1998 Mulgrave state by-election

Electoral district of Mulgrave in the Queensland Legislative Assembly
|  | First party | Second party | Third party |
| Candidate | Warren Pitt | Naomi Wilson | Peter Boniface |
| Party | Labor | National | One Nation |
| Primary vote | 9,446 | 8,550 | 3,470 |
| Percentage | 42.35% | 38.33% | 15.56% |
| Swing | +5.33 | +8.38 | −15.48 |
| TPP | 50.63% | 49.37% |  |
| TPP swing | +4.80 | +49.37 |  |
| MP before election Charles Rappolt One Nation | Elected MP Warren Pitt Labor |

= 1998 Mulgrave state by-election =

The 1998 Mulgrave state by-election was held on 5 December 1998 to elect the member for Mulgrave in the Queensland Legislative Assembly, following the resignation of One Nation MP Charles Rappolt.

Labor Party candidate and former member Warren Pitt won the by-election with 50.6% of the two-party-preferred vote against the National Party.

Pitt's victory meant Mulgrave was held by three separate political parties with three different members in 1998. It was also the last time that a sitting Queensland government gained a seat in a by-election until Hinchinbrook in 2025.

==Background==
Charles Rappolt entered parliament as one of eleven One Nation candidates elected at the 1998 state election.
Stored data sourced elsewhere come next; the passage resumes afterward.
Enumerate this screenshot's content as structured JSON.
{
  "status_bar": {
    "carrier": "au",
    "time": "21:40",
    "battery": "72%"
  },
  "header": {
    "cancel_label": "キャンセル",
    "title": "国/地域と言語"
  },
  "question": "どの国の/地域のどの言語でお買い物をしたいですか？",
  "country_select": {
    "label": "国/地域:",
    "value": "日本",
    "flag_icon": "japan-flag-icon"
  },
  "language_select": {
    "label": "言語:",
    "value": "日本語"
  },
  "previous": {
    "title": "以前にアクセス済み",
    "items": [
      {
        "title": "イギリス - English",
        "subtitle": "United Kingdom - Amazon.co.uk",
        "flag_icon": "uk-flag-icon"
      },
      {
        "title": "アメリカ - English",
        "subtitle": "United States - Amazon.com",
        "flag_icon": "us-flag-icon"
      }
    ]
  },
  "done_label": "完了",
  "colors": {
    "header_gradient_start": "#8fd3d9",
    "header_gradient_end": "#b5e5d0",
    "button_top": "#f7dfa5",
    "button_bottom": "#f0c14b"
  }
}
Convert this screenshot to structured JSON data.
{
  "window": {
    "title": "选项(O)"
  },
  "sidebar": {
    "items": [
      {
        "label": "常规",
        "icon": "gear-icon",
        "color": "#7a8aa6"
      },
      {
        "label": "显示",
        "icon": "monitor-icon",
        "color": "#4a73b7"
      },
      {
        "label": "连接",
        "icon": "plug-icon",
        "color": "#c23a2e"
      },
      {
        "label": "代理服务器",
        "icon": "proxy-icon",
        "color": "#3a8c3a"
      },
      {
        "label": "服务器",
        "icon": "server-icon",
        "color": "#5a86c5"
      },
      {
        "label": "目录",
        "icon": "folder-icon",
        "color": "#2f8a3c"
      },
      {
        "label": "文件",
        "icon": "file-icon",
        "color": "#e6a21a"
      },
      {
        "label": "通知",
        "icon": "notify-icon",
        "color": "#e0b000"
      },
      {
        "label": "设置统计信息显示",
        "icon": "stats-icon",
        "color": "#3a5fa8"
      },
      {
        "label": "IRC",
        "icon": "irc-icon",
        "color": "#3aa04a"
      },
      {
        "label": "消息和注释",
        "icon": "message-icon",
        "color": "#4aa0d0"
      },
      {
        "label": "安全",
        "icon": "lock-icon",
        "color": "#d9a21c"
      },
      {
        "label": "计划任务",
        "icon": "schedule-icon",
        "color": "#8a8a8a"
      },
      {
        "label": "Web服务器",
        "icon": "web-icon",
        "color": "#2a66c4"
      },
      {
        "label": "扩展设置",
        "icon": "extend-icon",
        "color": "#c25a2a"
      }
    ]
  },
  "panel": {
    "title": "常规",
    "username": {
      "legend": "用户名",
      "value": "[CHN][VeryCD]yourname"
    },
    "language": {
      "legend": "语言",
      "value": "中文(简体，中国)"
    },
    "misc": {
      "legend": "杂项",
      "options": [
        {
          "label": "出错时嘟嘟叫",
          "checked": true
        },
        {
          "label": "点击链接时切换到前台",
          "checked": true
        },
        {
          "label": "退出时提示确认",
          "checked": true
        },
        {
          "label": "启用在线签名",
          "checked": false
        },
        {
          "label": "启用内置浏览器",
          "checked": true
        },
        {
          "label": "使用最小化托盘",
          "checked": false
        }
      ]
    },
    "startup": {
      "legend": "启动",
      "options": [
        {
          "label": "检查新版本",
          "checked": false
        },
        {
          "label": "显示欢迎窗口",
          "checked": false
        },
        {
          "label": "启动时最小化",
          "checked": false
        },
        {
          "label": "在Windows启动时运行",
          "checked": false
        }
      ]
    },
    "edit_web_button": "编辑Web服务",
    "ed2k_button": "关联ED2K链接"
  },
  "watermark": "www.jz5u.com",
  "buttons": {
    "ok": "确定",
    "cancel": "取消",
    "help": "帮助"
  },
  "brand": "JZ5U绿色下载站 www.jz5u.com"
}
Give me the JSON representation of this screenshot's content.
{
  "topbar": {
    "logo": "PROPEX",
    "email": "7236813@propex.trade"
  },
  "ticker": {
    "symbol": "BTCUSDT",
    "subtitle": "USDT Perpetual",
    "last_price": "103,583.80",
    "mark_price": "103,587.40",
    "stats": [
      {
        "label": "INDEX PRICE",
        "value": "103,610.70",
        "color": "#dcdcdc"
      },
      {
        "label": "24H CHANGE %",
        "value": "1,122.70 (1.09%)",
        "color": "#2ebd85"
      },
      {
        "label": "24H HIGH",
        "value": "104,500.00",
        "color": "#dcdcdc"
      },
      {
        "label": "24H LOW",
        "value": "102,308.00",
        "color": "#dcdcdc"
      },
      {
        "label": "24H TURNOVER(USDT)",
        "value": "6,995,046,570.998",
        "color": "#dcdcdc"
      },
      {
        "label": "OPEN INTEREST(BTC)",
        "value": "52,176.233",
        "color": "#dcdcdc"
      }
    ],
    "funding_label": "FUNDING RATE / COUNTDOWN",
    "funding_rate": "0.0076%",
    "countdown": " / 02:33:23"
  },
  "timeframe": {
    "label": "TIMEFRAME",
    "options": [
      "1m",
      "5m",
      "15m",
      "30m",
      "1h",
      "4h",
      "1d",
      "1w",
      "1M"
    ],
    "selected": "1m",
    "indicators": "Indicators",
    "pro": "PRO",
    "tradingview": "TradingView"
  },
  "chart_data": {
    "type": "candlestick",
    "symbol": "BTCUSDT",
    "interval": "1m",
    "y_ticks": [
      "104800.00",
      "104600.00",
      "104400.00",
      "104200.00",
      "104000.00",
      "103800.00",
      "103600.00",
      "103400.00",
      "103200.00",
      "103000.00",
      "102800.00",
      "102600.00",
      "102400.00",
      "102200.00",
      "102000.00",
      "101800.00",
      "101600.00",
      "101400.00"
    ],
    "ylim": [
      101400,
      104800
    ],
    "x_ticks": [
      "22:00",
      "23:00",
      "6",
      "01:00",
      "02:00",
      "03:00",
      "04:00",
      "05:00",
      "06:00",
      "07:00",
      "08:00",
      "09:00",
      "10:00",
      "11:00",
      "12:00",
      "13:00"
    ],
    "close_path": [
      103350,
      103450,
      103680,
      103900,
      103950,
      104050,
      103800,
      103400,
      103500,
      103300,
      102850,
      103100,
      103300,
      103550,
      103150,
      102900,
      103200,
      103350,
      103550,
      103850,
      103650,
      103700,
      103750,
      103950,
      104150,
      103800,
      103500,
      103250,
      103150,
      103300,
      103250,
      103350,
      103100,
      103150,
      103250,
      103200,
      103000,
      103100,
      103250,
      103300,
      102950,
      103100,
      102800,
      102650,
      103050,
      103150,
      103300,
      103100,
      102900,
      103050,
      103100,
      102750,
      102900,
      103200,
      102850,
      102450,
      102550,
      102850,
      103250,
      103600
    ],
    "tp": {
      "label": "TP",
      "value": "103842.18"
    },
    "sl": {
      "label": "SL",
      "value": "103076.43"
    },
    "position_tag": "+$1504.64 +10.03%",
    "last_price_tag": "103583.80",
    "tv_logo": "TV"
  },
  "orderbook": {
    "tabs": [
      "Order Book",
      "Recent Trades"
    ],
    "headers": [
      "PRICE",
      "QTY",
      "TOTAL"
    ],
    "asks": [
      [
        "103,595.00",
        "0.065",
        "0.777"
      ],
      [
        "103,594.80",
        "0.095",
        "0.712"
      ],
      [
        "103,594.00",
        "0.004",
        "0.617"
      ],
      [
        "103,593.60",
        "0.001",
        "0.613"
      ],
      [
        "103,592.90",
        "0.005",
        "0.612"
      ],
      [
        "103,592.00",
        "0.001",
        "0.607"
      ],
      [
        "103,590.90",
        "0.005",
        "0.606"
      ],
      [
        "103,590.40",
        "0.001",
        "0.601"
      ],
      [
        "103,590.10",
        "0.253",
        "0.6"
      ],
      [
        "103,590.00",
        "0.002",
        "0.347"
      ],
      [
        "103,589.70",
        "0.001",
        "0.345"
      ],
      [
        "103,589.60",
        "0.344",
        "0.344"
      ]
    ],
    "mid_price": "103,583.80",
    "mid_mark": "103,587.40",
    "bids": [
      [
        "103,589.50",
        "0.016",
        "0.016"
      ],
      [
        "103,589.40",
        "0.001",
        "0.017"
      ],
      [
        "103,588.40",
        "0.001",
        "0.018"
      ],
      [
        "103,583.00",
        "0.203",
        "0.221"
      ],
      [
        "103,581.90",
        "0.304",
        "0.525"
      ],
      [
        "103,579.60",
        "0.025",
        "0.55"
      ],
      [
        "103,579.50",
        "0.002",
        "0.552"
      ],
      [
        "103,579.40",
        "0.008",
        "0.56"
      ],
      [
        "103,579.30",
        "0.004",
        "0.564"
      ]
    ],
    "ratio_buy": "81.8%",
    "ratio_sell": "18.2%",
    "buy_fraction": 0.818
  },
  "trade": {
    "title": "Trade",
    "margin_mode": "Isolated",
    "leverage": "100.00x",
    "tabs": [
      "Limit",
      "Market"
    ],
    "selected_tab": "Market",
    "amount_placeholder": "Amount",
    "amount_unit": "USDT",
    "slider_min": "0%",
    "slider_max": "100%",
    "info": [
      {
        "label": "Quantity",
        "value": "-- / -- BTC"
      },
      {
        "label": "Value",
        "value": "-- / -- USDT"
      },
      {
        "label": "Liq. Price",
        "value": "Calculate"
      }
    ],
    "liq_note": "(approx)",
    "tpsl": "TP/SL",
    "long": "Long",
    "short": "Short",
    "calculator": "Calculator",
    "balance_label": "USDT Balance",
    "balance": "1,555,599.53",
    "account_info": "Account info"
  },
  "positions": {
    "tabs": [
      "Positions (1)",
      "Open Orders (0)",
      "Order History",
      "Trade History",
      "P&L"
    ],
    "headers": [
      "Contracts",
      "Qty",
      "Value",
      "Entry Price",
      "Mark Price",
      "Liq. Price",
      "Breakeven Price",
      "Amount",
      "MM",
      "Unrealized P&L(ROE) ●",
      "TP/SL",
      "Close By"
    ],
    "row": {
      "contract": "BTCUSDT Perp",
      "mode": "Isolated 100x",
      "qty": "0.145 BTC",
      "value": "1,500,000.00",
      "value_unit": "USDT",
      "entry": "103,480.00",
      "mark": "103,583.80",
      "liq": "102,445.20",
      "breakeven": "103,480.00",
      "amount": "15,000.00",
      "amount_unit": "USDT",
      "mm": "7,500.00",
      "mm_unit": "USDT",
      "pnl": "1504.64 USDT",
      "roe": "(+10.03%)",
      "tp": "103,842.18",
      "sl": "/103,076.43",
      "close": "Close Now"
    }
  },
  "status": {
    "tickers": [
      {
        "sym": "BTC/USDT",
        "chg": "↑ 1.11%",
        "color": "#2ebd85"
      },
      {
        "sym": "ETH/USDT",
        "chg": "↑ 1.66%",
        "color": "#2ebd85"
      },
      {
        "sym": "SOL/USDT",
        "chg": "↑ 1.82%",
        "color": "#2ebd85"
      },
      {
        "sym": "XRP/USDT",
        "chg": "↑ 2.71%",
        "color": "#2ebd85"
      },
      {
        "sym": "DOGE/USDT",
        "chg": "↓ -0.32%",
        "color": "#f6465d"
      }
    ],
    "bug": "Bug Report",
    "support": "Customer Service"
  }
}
Rappolt won the seat of Mulgrave with 54.2% of the two party preferred vote. However, Rappolt found it difficult to cope with the pressures of public life and resigned his seat just four months into his term.

==Candidates==

The by-election pitted two former members for Mulgrave against each other. The National Party endorsed Naomi Wilson who had held the seat from 1995 to 1998 before her defeat to Rappolt at the 1998 state election. The Labor Party preselected Warren Pitt, member for Mulgrave from 1989 to 1995 before his defeat to Wilson at the 1995 state election. Pitt had also unsuccessfully stood for the seat at the 1998 state election, and would have won if not for Coalition preferences leaking to Rappolt.

One Nation chose Peter Boniface to defend the seat.

==Results==
With One Nation failing to repeat their strong state election performance, the contest reverted to a more typical Labor versus National contest. Labor's Warren Pitt prevailed narrowly.

1998 Mulgrave state by-election
| Party |  | Candidate | Votes | % | ±% |
|  | Labor | Warren Pitt | 9,446 | 42.35 | +5.33 |
|  | National | Naomi Wilson | 8,550 | 38.33 | +8.38 |
|  | One Nation | Peter Boniface | 3,470 | 15.56 | −15.48 |
|  | Greens | Jonathan Metcalfe | 573 | 2.57 | +2.57 |
|  | Independent | Norm Mathison | 266 | 1.19 | +1.19 |
| Total formal votes |  |  | 22,205 | 98.99 |  |
| Informal votes |  |  | 228 | 1.01 |  |
| Turnout |  |  | 22,433 | 85.83 |  |
Two-party-preferred result
|  | Labor | Warren Pitt | 10,394 | 50.63 | +4.80 |
|  | National | Naomi Wilson | 10,135 | 49.37 | +49.37 |
|  | Labor gain from One Nation |  |  |  |  |

==Aftermath==
Where previously the Labor government of Peter Beattie had governed in the minority—they held 44 seats in an 89-seat parliament and depended upon the support of independent MP Peter Wellington—their victory in Mulgrave gave the government an outright majority of 45 seats.